LDL-C properly managed in older T2DM patients

18 Jun 2022
LDL-C properly managed in older T2DM patients

Regardless of the use of medication, levels of low-density lipoprotein cholesterol (LDL-C) appear to be appropriately managed in older type 2 diabetes mellitus (T2DM) patients, contributing to the prevention of coronary artery disease (CAD), a recent study has found.

Researchers conducted a retrospective, single-centre analysis of 124 T2DM patients (aged ≥75 years, 67 women) who were free from CAD at enrolment. The outcome was LDL-C control, defined as achieving the target concentration of <120 mg/dL. Analyses were stratified according to the use of lipid-lowering agents such as statins and ezetimibe.

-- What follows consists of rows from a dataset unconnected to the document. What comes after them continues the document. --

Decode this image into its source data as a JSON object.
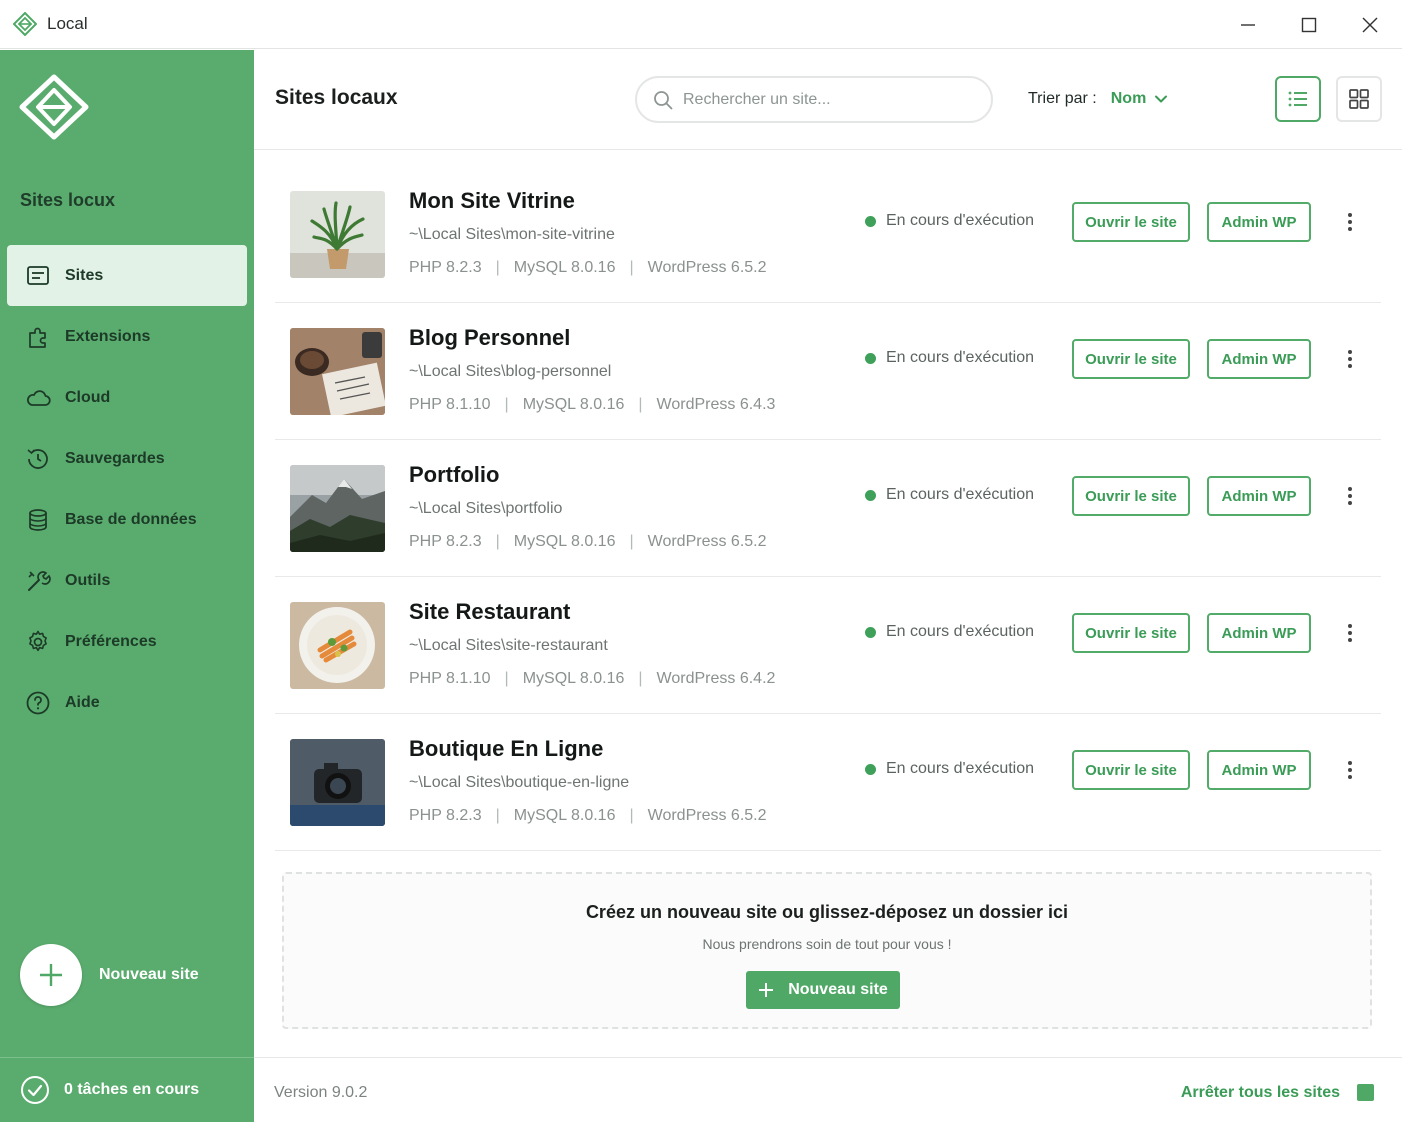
{
  "window": {
    "title": "Local",
    "controls": [
      "minimize",
      "maximize",
      "close"
    ]
  },
  "colors": {
    "sidebar_bg": "#5aac6e",
    "accent": "#4fa865",
    "accent_text": "#3a9c56",
    "status_running": "#3fa05a"
  },
  "sidebar": {
    "section_title": "Sites locux",
    "items": [
      {
        "label": "Sites",
        "icon": "sites-icon",
        "active": true
      },
      {
        "label": "Extensions",
        "icon": "extensions-icon",
        "active": false
      },
      {
        "label": "Cloud",
        "icon": "cloud-icon",
        "active": false
      },
      {
        "label": "Sauvegardes",
        "icon": "backup-icon",
        "active": false
      },
      {
        "label": "Base de données",
        "icon": "database-icon",
        "active": false
      },
      {
        "label": "Outils",
        "icon": "tools-icon",
        "active": false
      },
      {
        "label": "Préférences",
        "icon": "gear-icon",
        "active": false
      },
      {
        "label": "Aide",
        "icon": "help-icon",
        "active": false
      }
    ],
    "new_site_label": "Nouveau site",
    "tasks_label": "0 tâches en cours"
  },
  "header": {
    "title": "Sites locaux",
    "search_placeholder": "Rechercher un site...",
    "sort_label": "Trier par :",
    "sort_value": "Nom"
  },
  "sites": [
    {
      "name": "Mon Site Vitrine",
      "path": "~\\Local Sites\\mon-site-vitrine",
      "php": "PHP 8.2.3",
      "mysql": "MySQL 8.0.16",
      "wordpress": "WordPress 6.5.2",
      "status": "En cours d'exécution",
      "thumbnail": "plant-photo"
    },
    {
      "name": "Blog Personnel",
      "path": "~\\Local Sites\\blog-personnel",
      "php": "PHP 8.1.10",
      "mysql": "MySQL 8.0.16",
      "wordpress": "WordPress 6.4.3",
      "status": "En cours d'exécution",
      "thumbnail": "desk-coffee-photo"
    },
    {
      "name": "Portfolio",
      "path": "~\\Local Sites\\portfolio",
      "php": "PHP 8.2.3",
      "mysql": "MySQL 8.0.16",
      "wordpress": "WordPress 6.5.2",
      "status": "En cours d'exécution",
      "thumbnail": "mountain-photo"
    },
    {
      "name": "Site Restaurant",
      "path": "~\\Local Sites\\site-restaurant",
      "php": "PHP 8.1.10",
      "mysql": "MySQL 8.0.16",
      "wordpress": "WordPress 6.4.2",
      "status": "En cours d'exécution",
      "thumbnail": "food-plate-photo"
    },
    {
      "name": "Boutique En Ligne",
      "path": "~\\Local Sites\\boutique-en-ligne",
      "php": "PHP 8.2.3",
      "mysql": "MySQL 8.0.16",
      "wordpress": "WordPress 6.5.2",
      "status": "En cours d'exécution",
      "thumbnail": "camera-photo"
    }
  ],
  "site_actions": {
    "open_label": "Ouvrir le site",
    "admin_label": "Admin WP"
  },
  "dropzone": {
    "title": "Créez un nouveau site ou glissez-déposez un dossier ici",
    "subtitle": "Nous prendrons soin de tout pour vous !",
    "button_label": "Nouveau site"
  },
  "footer": {
    "version": "Version 9.0.2",
    "stop_all_label": "Arrêter tous les sites"
  }
}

Mean LDL-C levels were significantly lower in T2DM patients taking medication (93.0 vs 102.1 mg/dL; p<0.05). Nevertheless, LDL-C remained below the 120-mg/dL target in both groups. Levels of glycated haemoglobin were likewise significantly lower in those taking LDL-C-lowering drugs (6.9 vs 7.3 percent; p=0.04).

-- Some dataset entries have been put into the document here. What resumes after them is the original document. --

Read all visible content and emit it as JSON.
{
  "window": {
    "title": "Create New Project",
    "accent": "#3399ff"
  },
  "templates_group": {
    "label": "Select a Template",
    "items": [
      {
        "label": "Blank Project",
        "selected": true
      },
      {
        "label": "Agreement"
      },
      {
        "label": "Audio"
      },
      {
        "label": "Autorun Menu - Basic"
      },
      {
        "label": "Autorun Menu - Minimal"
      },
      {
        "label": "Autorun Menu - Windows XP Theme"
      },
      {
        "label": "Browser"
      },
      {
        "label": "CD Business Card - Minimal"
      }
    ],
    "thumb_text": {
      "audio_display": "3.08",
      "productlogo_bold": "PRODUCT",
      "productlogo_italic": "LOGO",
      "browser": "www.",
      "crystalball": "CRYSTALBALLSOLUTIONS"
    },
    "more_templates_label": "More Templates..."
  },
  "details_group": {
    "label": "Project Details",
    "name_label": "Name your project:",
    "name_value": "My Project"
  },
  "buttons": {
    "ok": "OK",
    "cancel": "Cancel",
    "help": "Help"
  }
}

Of note, nearly half (n=65) of the patients were not taking antihyperlipidaemic agents and were instead only applying lifestyle and dietary adjustments. Of those taking such medications, moderate-intensity statins were the most commonly dispensed agent, accounting for half of this patient subgroup.

On the other hand, majority (88.7 percent) of patients were given antidiabetic agents, which were commonly dipeptidyl peptidase-4 and alpha glucosidase inhibitors. Only 11.3 percent of patients were on diet therapy alone for T2DM.

“LDLC was properly managed by any of the treatment methods in these patients, and primary prevention for CAD could be continued regardless of the presence or type of LDL-C-lowering agents by selecting appropriate treatments with careful attention to nutritional status and other cardiovascular disease risk factors,” the researchers said.